La chancelière Angela Merkel a reconnu mardi, à l'occasion du premier anniversaire de l'attentat du marché de Noël de Berlin, les défaillances de l'État allemand pour empêcher l'attaque et dans sa mission de soutien aux victimes.

Mme Merkel avait été critiquée pour son manque d'empathie ces dernières semaines par une partie des proches des 12 morts et de la centaine de blessés.

Elle les a reçus pour la première fois lundi après la publication début décembre d'une lettre ouverte très offensive. La chancelière, visiblement émue et les traits tirés, a qualifié mardi leur échange de «sans ménagement et (comme ayant) démontré les faiblesses de notre État».

«Aujourd'hui doit être non seulement un jour de deuil, mais aussi le jour de (notre) volonté de faire mieux», a-t-elle dit après l'inauguration d'un mémorial aux victimes sur les marches menant à la célèbre église du Souvenir, mitoyenne du marché de Noël dévasté un an plus tôt par le camion-bélier du Tunisien Anis Amri, qui avait agi pour le compte du groupe État islamique.
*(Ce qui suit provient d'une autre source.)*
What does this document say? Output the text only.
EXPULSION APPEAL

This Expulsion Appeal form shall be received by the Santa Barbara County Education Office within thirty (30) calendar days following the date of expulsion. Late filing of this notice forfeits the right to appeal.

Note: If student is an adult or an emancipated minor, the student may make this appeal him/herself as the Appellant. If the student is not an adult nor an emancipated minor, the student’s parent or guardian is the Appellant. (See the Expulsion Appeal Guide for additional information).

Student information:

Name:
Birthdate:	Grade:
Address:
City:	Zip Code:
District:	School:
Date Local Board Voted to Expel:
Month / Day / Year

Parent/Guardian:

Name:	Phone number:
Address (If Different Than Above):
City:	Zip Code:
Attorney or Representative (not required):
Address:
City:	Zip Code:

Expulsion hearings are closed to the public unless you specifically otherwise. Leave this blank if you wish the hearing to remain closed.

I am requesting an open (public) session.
Le monument forme une cicatrice de bronze et d'or serpentant sur 14 mètres devant l'église. Sur les marches, les noms des victimes ont été gravés. Mardi, des roses blanches y ont été déposées.

Angela Merkel «aurait dû agir un peu plus tôt», estime Susanne Covington, 62 ans. Un leader comme elle devrait être «sur place lorsque quelque chose comme ça arrive», estime cette employée dans un cabinet d'assurances voisin, venue allumer une bougie en mémoire des victimes.

Plus tôt, le président Frank-Walter Steinmeier avait reconnu avant Mme Merkel que le soutien aux victimes avait été «insuffisant» et admis des erreurs des services de sécurité avant l'attaque.

Taxis au frais des victimes 

L'attaque du marché de Noël est l'attentat le plus sanglant jamais commis sur le sol allemand. Aucun hommage national n'a pourtant été organisé.

Un rapport officiel très critique commandé par le gouvernement a aussi dénoncé la faiblesse des indemnisations ainsi que des maladresses administratives choquantes, comme l'envoi aux familles d'injonctions de paiement pour les autopsies des défunts.

Dernier exemple du genre, rapporté par le quotidien Bild mardi, la mairie de Berlin a signifié dans son invitation pour les commémorations adressées aux proches et aux blessés que «le coût d'un taxi ne sera pas remboursé! Les transports en commun doivent être utilisés».

De quoi nourrir la rancoeur des intéressés, qui ont appris aussi ces derniers mois de diverses commissions d'enquêtes qu'Amri aurait pu être arrêté avant son passage à l'acte.

«Ils veulent économiser de l'argent, tout ça est très froid. Ils n'ont même pas essayé de nous écouter, de comprendre nos besoins», assène dans Bild Yaron, beau-frère de Dalia Elyakim, une Israélienne tuée par le poids-lourd.

«Je m'attendais à plus de générosité, surtout que maintenant il est établi que les autorités, l'État, ont commis des erreurs flagrantes», juge dans le même tabloïd une blessée dans l'attentat identifiée comme Silvia B.

Longtemps sous surveillance policière, Anis Amri était resté en liberté, bien que catalogué comme islamiste dangereux et trafiquant de drogue.

Arrivé en Allemagne en 2015 après une peine de prison en Italie, le jeune homme avait profité du chaos administratif provoqué par l'afflux de centaines de milliers de migrants cette année-là pour déposer moult demandes d'asile et obtenir autant de titres de séjour provisoires sous diverses identités.

Après la première partie des cérémonies, achevée à la mi-journée, une prière oecuménique dans la chapelle jouxtant l'église du Souvenir a débuté à 10h30. Plusieurs centaines de personnes y ont prié pour «les nombreux blessés, les proches et les amis qui n'ont pas de mots (car) il n'y a pas de mots pour cet acte». Une autre cérémonie était prévue une heure plus tard.

À 20h02, heure précise de l'attentat, une mer de bougies devait être allumée au pied l'église du Souvenir, dont le clocher partiellement détruit pendant la Seconde Guerre mondiale surplombe les lieux de l'attentat.

Dans un récent entretien, le patron du Renseignement intérieur, Hans-Georg Maassen, a souligné que le pays n'était pas à l'abri d'une nouvelle attaque, alors que quelque 1900 individus y sont soupçonnés de liens avec la mouvance djihadiste.

AP

Anis Amri a été tué au cours d'un contrôle de police «par hasard» à Milan, après quatre jours de chasse à l'homme à travers l'Europe.